Back in August, I wrote a post about my Baseball Century Experiment. I haven’t had much of a chance to do actual work on it, but in the months since, I’ve done a lot of reading, particularly on the science of sabermetrics, and I now have a plan, at least, for moving forward with this little experiment. I explained some of my reasons for doing this in my original post, and a few people pointed out that there was already software out there that does this, so why reinvent the wheel? I have a couple of thoughts on this:
The first, and most important reason, for me, is to learn. Sure, there is software out there that can do this, but it exposes only the results. I’m interested in the internal mechanics of how such a piece of software might work. This helps me in 3 different ways:
- It allows me to make a deeper exploration of baseball by implementing it as a simulation myself.
- It allows me to dive deeper into a development package–in this case, Mathematica–that I want to know better.
- It allows me to tinker in ways that I could not do with off-the-shelf software.
Second, I’ve looked at the software that is out there. The top-of-the-line appears to be Out of the Park Baseball. Not only did I look at this, but I bought a copy for my Mac and played around with it a bit. It gets to some of what I am looking to do, but not all of it. I’m not (at the moment) interested in human management in the game. I’m currently more interested in simulating human management through some basic game AI. That is part of the fun for me.
Third, I’m not interested in developing the kind of elaborate interface that OOTP has. My simulation will be entirely text-based. My ideal output and presentation layer would be something akin to WolframAlpha, for baseball, where you could type in some natural language queries and get a boatload of results, charts, graphs, numbers, etc. But at the simplest level, I’m satisfied with producing text-based box scores, play-by-plays, rosters, lineups, standings, etc.
Fourth, I’m not interested in using real players. Part of the point is to think of this as almost an alternate history to baseball. Fictional players, randomly generated, moving through careers based on statistically valid simulations.

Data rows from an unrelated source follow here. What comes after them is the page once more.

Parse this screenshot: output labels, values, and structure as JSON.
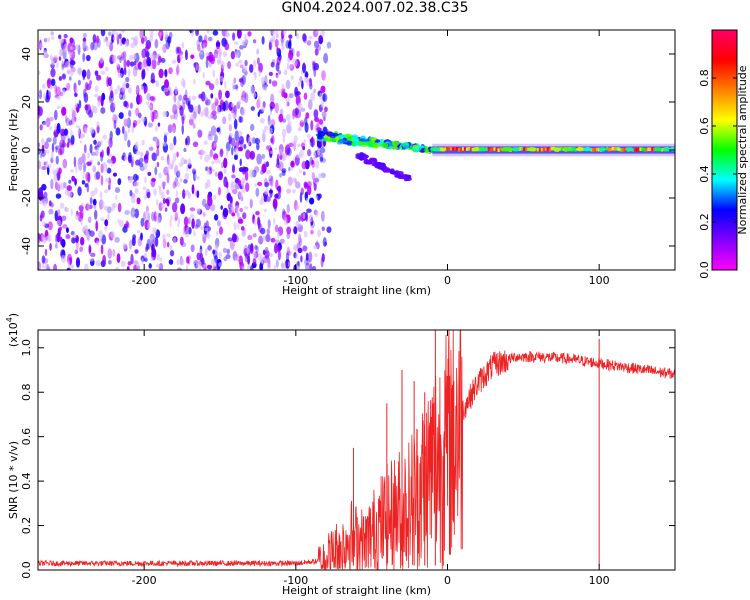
{
  "title": "GN04.2024.007.02.38.C35",
  "chart_data": [
    {
      "type": "heatmap",
      "title": "GN04.2024.007.02.38.C35",
      "xlabel": "Height of straight line (km)",
      "ylabel": "Frequency (Hz)",
      "xlim": [
        -270,
        150
      ],
      "ylim": [
        -50,
        50
      ],
      "x_ticks": [
        -200,
        -100,
        0,
        100
      ],
      "y_ticks": [
        -40,
        -20,
        0,
        20,
        40
      ],
      "colorbar": {
        "label": "Normalized spectral amplitude",
        "range": [
          0,
          1
        ],
        "ticks": [
          0.0,
          0.2,
          0.4,
          0.6,
          0.8
        ],
        "colormap": [
          "#ff00ff",
          "#8000ff",
          "#0000ff",
          "#00ffff",
          "#00ff00",
          "#ffff00",
          "#ff8000",
          "#ff0000",
          "#ff0066"
        ]
      },
      "regions": [
        {
          "name": "noise",
          "x": [
            -270,
            -82
          ],
          "y": [
            -50,
            50
          ],
          "amplitude": [
            0.05,
            0.25
          ]
        },
        {
          "name": "decaying-trace",
          "x": [
            -85,
            -10
          ],
          "y_start": 6,
          "y_end": 0,
          "amplitude": [
            0.2,
            0.6
          ]
        },
        {
          "name": "lower-branch",
          "x": [
            -60,
            -25
          ],
          "y_start": -2,
          "y_end": -12,
          "amplitude": [
            0.1,
            0.2
          ]
        },
        {
          "name": "carrier-line",
          "x": [
            -10,
            150
          ],
          "y": 0,
          "amplitude": [
            0.5,
            0.95
          ]
        }
      ]
    },
    {
      "type": "line",
      "xlabel": "Height of straight line (km)",
      "ylabel": "SNR (10 * v/v)",
      "y_multiplier": "(x10",
      "y_multiplier_exp": "4",
      "y_multiplier_close": ")",
      "xlim": [
        -270,
        150
      ],
      "ylim": [
        0,
        1.08
      ],
      "x_ticks": [
        -200,
        -100,
        0,
        100
      ],
      "y_ticks": [
        0.0,
        0.2,
        0.4,
        0.6,
        0.8,
        1.0
      ],
      "series_color": "#ee2222",
      "series": [
        {
          "name": "SNR",
          "x": [
            -270,
            -200,
            -150,
            -100,
            -85,
            -75,
            -65,
            -55,
            -45,
            -35,
            -25,
            -15,
            -8,
            0,
            10,
            20,
            30,
            45,
            60,
            80,
            100,
            120,
            140,
            150
          ],
          "y": [
            0.03,
            0.03,
            0.03,
            0.03,
            0.04,
            0.08,
            0.15,
            0.12,
            0.2,
            0.25,
            0.3,
            0.4,
            0.5,
            0.55,
            0.72,
            0.84,
            0.92,
            0.96,
            0.96,
            0.95,
            0.93,
            0.91,
            0.89,
            0.88
          ]
        }
      ],
      "spikes": [
        {
          "x": -62,
          "y": 0.55
        },
        {
          "x": -40,
          "y": 0.75
        },
        {
          "x": -30,
          "y": 0.9
        },
        {
          "x": -22,
          "y": 0.85
        },
        {
          "x": -15,
          "y": 0.8
        },
        {
          "x": -8,
          "y": 1.08
        },
        {
          "x": 100,
          "y": 1.04
        }
      ]
    }
  ]
}
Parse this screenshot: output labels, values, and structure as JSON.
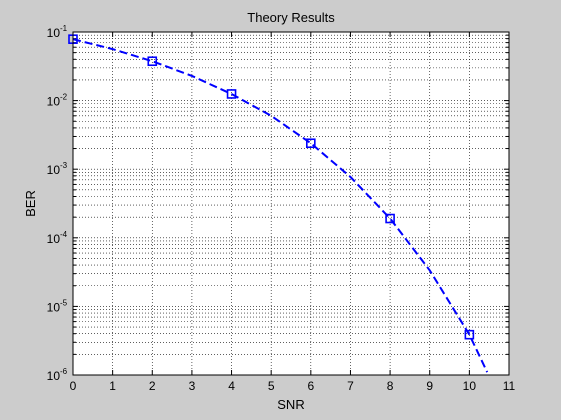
{
  "chart_data": {
    "type": "line",
    "title": "Theory Results",
    "xlabel": "SNR",
    "ylabel": "BER",
    "xlim": [
      0,
      11
    ],
    "ylim": [
      1e-06,
      0.1
    ],
    "yscale": "log",
    "grid": true,
    "x_ticks": [
      "0",
      "1",
      "2",
      "3",
      "4",
      "5",
      "6",
      "7",
      "8",
      "9",
      "10",
      "11"
    ],
    "y_ticks": [
      {
        "base": "10",
        "exp": "-6",
        "value": 1e-06
      },
      {
        "base": "10",
        "exp": "-5",
        "value": 1e-05
      },
      {
        "base": "10",
        "exp": "-4",
        "value": 0.0001
      },
      {
        "base": "10",
        "exp": "-3",
        "value": 0.001
      },
      {
        "base": "10",
        "exp": "-2",
        "value": 0.01
      },
      {
        "base": "10",
        "exp": "-1",
        "value": 0.1
      }
    ],
    "series": [
      {
        "color": "#0000ff",
        "line_style": "dashed",
        "marker": "square",
        "x": [
          0,
          1,
          2,
          3,
          4,
          5,
          6,
          7,
          8,
          9,
          10,
          10.45
        ],
        "values": [
          0.0786,
          0.0563,
          0.0375,
          0.0229,
          0.0125,
          0.006,
          0.00239,
          0.00077,
          0.000191,
          3.36e-05,
          3.87e-06,
          1.1e-06
        ],
        "marker_x": [
          0,
          2,
          4,
          6,
          8,
          10
        ],
        "marker_values": [
          0.0786,
          0.0375,
          0.0125,
          0.00239,
          0.000191,
          3.87e-06
        ]
      }
    ]
  }
}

The ultimate goal of my initial experiment is to be able to simulate 100 continuous seasons of baseball, and then look at the resulting number and see who are the leaders? Did anyone every hit .400 in a season? Did anyone break a 56-game hitting streak? Who is the home run kings and what is the record? Did any pitcher throw a perfect game?
My approach to all of this is starting very simple and layering on more and more complexity. Over the last several weeks, I have drawn up a plan for how I will approach this. It looks something like this:
1. Develop a simple player generator
Since I’m not using real players, I need a way of bootstrapping players. One of the tools I will need to create, therefore, is a player generator. As with all the tools I’ll need to develop, my plan is to start simple and layer on complexity over time. The simple version of the tool will generate names, positions, and some basic stats for the players. My present approach for generating the stats will be to assume a standard bell curve for a statistic and randomize the stats based on a normal distribution. This probabilities of such a distribution would allow for an appropriate relative generation of “average” players to “superstars” and to players who don’t perform so well. Put another way, there would be a lot of values (say, batting averages) that have small deviations from the mean average. There would be very few that are far better or far worse.
Not a perfect solution but it allows me to bootstrap some basic statistics in a fair way without the need to borrow from real player numbers.
2. Develop a simple team generator
The team generator in this instance is a way of picking out the players needed to create a roster of n people, with all of the necessary slots fills (so many pitchers, so many fielding positions, etc.) from the pool of available people. In a more complicated version, the team generator would be a kind of AI scout or GM, looking at what is available and getting the best that it could. But that is way down the line. Right now, I’m simply looking to be able to create teams out of the players generated in #1.
3. Develop a lineup generator
Again, we are talking simple here. In a more complex version, the lineup generator would be part of the manager AI function. For now, I’m looking to produce the best possible lineup with the data available. In its most simple terms, this is likely a fairly simple two-part problem:
- Identify a team player for every position.
- For each position, sort the players by OBP (on-base percentage) and then choose the best OBP for the given position.
At this point, the pitcher almost doesn’t matter
In future versions, I’ll probably also look at some more advanced sabermetrics statistics, but this is good enough for now.
4. Simulate a match-up using simple BLOOP methodology
BLOOP is a method of simulation that sabermetricians have used quite a bit. It’s fairly simple. It involves calculating the probability of various outcomes based on the hitters stats. A more sophisticated version normalizes these calculations based on the pitcher they are facing and across the league, but for now, I’m keeping things simple.